Wednesday, January 19, 2011

Does your business pass the Colin Powell test?

What is leadership? What identifies a leader within a business?
A leader is someone who has a vision, a drive, and a commitment to achieve beyond that vision. The leader must then also have the skillset to enlist the support of others in the organization to achieve the stated goals.
Colin Powell, a well-recognized leader in the U.S., once described good leadership as “being responsible and sometimes that means pissing people off”. Leadership involves responsibility to the welfare of the group, which might mean that employees get angry at your actions and decisions. It’s inevitable if you are honourable.

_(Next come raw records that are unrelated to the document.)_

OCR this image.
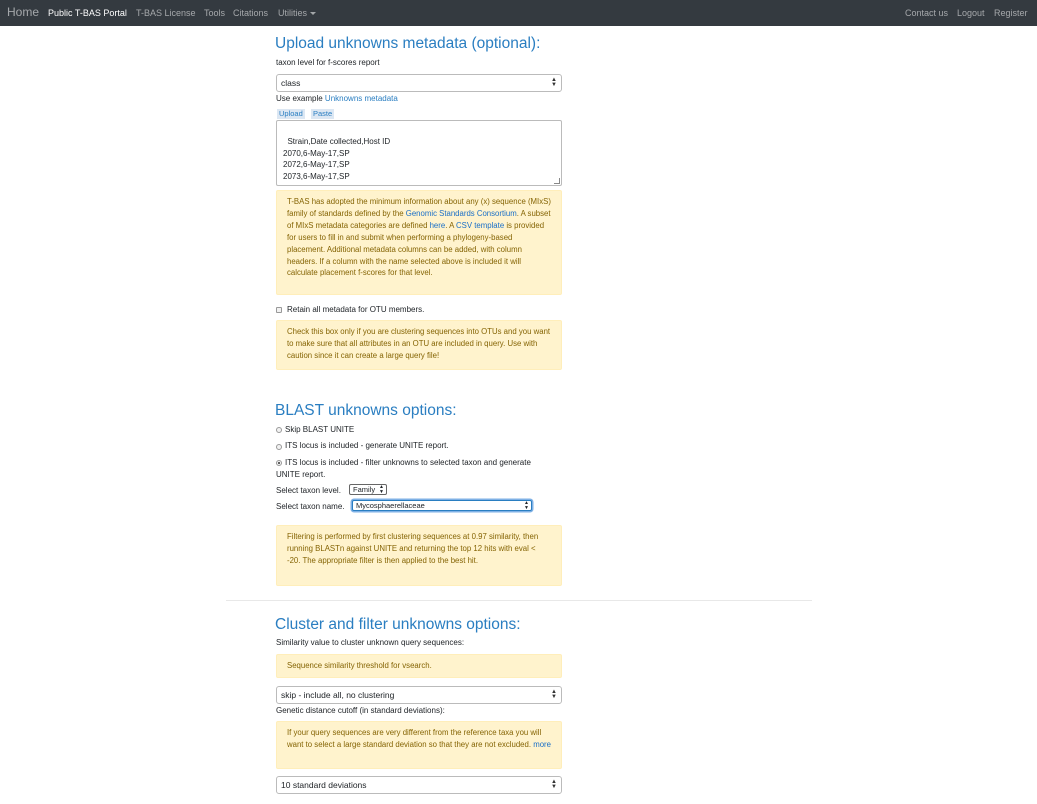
Home Public T-BAS Portal T-BAS License Tools Citations Utilities	Contact us Logout Register
Upload unknowns metadata (optional):
taxon level for f-scores report
class	▲
▼
Use example Unknowns metadata
Upload Paste

Strain,Date collected,Host ID
2070,6-May-17,SP
2072,6-May-17,SP
2073,6-May-17,SP

T-BAS has adopted the minimum information about any (x) sequence (MIxS) family of standards defined by the Genomic Standards Consortium. A subset of MIxS metadata categories are defined here. A CSV template is provided for users to fill in and submit when performing a phylogeny-based placement. Additional metadata columns can be added, with column headers. If a column with the name selected above is included it will calculate placement f-scores for that level.
Retain all metadata for OTU members.
Check this box only if you are clustering sequences into OTUs and you want to make sure that all attributes in an OTU are included in query. Use with caution since it can create a large query file!
BLAST unknowns options:
Skip BLAST UNITE
ITS locus is included - generate UNITE report.
ITS locus is included - filter unknowns to selected taxon and generate
UNITE report.
Select taxon level.	Family ▲
▼
Select taxon name.	Mycosphaerellaceae	▲
▼
Filtering is performed by first clustering sequences at 0.97 similarity, then running BLASTn against UNITE and returning the top 12 hits with eval < -20. The appropriate filter is then applied to the best hit.
Cluster and filter unknowns options:
Similarity value to cluster unknown query sequences:
Sequence similarity threshold for vsearch.
skip - include all, no clustering	▲
▼
Genetic distance cutoff (in standard deviations):
If your query sequences are very different from the reference taxa you will want to select a large standard deviation so that they are not excluded. more
10 standard deviations	▲
▼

Trying to get everyone to like you is a sign of mediocrity: you’ll avoid the tough decisions, you‘ll avoid confronting the people who need to be confronted, and you’ll avoid offering different rewards based on different performance because some people might get upset.  Ironically, by procrastinating on the difficult choices, by trying not to get anyone mad, and by treating everyone equally “nicely” regardless of their contributions, you’ll simply ensure that the only people you wind up angering are the most creative and productive people in the organization.
Powell also offered these key thoughts on leadership:
-        The day people stop bring you their problems is the day you stop leading them. They have either lost confidence that the leader can help them or concluded that the leader doesn’t care. Either case is a failure of leadership.
-        Don’t be buffaloed by experts and elites. Experts often possess more data than judgement. Elites can become so inbred that they produce haemophiliacs who bleed to death as soon as they are nicked by the real world.
-        Don’t be afraid to challenge the pros, even in their own backyard.
-        Never neglect details. When everyone’s mind is dulled or distracted the leader must be doubly vigilant.
-        You don’t know what you can get away with until you try.
-        Keep looking below the surface appearances. Don’t shrink from doing so just because you might not like what you find.
-        “If it ain’t broke don’t fix it” is the slogan of the complacent, the arrogant or the scared. It’s an excuse for inaction.
-        Organization doesn’t really accomplish anything. Plans don’t accomplish anything either. Theories of management don’t much matter. Endeavours succeed or fail because of the people involved. Only by attracting the best people will you accomplish great deeds.
-        Organization charts and fancy titles count for next to nothing. Titles mean little in terms of real power, which is the capacity to influence and inspire.
-        Effective leaders create a climate where people’s worth is determined by their willingness to learn new skills and grab new responsibilities, thus perpetually reinventing their job.
-        Great leaders are almost always great simplifiers, who can cut through argument, debate, and doubt, to offer a solution everybody can understand.


These are great examples of some of the truisms about leadership.  Another great business leader, Lee Iacocca, said it best:

LEAD, FOLLOW, OR GET OUT OF THE WAY.